The Supreme Court would now seem to have very clearly reaffirmed that if you enter into that contract with the State for the State to educate your child, it is binding in terms of the requirement to deliver your child to school when the school is in session; illness and other specified unavoidable events apart being allowed as reasons for non-attendance.
Interestingly, the parent or child has historically had no come-back on the school or its overall operator if for any reason the school cannot open. Hence the residual duty remaining with local authorities to step in and ‘secure’ the education of a child if something happens to an academy or free school. Hence, also why the State has never guaranteed the level of teaching or the qualifications of those required to teach any particular child anything.
I have read the judgement of the Supreme Court, and Lady Hale in particular with interest and was struck by the following paragraph in what was an excellent summary of education history and the law on attendance that is well worth reading and largely free of legal jargon.
Finally, given the strictness of the previous law, Parliament is unlikely to have found it acceptable that parents could take their children out of school in blatant disregard of the school rules, either without having asked for permission at all or, having asked for it, been refused. This is not an approach to rule-keeping which any educational system can be expected to find acceptable. It is a slap in the face to those obedient parents who do keep the rules, whatever the cost or inconvenience to themselves.

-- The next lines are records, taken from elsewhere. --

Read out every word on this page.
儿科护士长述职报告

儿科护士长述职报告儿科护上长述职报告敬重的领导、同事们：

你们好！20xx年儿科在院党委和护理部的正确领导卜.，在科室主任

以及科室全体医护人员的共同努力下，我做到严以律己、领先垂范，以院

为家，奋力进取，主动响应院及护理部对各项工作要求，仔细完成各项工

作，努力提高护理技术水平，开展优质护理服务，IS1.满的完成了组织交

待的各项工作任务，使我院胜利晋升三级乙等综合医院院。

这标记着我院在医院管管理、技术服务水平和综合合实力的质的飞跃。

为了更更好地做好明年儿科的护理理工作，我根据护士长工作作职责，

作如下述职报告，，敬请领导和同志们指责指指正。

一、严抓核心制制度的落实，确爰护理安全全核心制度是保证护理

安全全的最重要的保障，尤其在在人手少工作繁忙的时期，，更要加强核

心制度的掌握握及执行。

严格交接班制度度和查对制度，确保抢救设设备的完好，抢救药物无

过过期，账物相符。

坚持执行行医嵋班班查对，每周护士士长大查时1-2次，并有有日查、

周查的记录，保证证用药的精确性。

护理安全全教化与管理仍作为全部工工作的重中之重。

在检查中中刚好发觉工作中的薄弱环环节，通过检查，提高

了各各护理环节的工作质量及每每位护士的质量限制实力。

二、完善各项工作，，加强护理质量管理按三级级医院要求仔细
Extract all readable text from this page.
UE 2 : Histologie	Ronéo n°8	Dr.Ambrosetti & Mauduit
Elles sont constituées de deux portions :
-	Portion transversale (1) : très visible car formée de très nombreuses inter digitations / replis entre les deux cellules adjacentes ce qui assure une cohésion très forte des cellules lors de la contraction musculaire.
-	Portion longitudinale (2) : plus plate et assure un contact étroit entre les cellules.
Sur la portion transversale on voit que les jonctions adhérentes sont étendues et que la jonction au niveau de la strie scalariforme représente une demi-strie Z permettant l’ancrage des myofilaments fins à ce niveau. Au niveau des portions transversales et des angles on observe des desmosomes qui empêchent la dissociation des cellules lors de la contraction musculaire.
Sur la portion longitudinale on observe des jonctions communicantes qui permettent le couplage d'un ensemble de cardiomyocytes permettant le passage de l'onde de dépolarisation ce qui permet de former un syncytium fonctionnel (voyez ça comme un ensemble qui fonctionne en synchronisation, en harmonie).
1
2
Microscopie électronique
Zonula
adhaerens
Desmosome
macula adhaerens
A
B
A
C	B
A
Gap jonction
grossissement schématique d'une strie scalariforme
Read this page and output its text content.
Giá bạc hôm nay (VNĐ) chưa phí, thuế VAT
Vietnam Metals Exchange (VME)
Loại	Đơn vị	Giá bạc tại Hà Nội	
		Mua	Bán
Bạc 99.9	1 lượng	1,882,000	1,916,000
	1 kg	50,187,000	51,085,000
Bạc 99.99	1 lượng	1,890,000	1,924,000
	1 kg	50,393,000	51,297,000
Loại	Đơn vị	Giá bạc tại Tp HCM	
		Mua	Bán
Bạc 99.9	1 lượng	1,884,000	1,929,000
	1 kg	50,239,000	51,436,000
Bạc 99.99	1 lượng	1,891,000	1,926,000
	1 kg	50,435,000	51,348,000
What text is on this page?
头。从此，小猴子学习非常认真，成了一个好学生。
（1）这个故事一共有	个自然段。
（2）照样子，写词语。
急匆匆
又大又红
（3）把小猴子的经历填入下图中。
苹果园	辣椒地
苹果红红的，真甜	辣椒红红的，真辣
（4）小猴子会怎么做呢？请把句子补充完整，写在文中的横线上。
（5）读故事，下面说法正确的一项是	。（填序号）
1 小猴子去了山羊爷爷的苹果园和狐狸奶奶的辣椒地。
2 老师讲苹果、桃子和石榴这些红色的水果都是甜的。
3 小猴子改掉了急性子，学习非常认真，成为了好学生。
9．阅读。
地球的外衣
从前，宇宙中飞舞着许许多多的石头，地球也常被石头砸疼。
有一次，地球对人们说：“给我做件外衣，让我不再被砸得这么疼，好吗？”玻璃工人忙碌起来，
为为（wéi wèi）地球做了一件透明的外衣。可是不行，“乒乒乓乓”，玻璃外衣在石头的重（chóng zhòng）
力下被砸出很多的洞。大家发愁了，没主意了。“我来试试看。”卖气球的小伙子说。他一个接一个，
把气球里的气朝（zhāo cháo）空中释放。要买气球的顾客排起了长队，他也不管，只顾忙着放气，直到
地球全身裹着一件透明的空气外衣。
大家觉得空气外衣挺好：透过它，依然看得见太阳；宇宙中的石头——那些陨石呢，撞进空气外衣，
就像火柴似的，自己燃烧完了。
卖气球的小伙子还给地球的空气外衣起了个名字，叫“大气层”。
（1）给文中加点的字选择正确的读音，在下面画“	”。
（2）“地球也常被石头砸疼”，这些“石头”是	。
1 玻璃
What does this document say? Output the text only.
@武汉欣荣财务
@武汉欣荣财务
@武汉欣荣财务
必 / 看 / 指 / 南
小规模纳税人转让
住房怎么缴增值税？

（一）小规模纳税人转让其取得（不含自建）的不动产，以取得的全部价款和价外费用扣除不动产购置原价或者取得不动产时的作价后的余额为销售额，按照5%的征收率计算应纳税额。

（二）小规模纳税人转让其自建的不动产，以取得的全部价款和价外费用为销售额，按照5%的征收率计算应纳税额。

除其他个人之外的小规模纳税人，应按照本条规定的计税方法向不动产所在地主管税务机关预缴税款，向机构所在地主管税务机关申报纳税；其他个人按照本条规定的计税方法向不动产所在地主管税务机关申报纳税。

We are now, it seems, much closer to the pre-1944 Education Act position where even a single day of missed school could be regarded as unacceptable and the commission of an offence. Parents will now need to take heed of the rules of the school.
However, I foresee some future questions over the legitimacy of absence by ‘illnesses where the illness is self-certified by the parent. Taking a Friday and the following Monday off ‘sick’ may be especially risky is a school creates a rule requiring a doctor’s note in such circumstances. The absence of a note might be an unreasonable absence.
The case still leaves un-resolved the twin problems of the price of holidays for families with children at school and the issue of families that work in holiday areas. The original Victorian legislation recognised we were in part an agricultural nation and that affected attendance at school. The current legislation doesn’t recognise we are now a service-based economy. For good measure, it also doesn’t recognise that the Victorian legislation on home to school transport provision needs bringing up to date as well.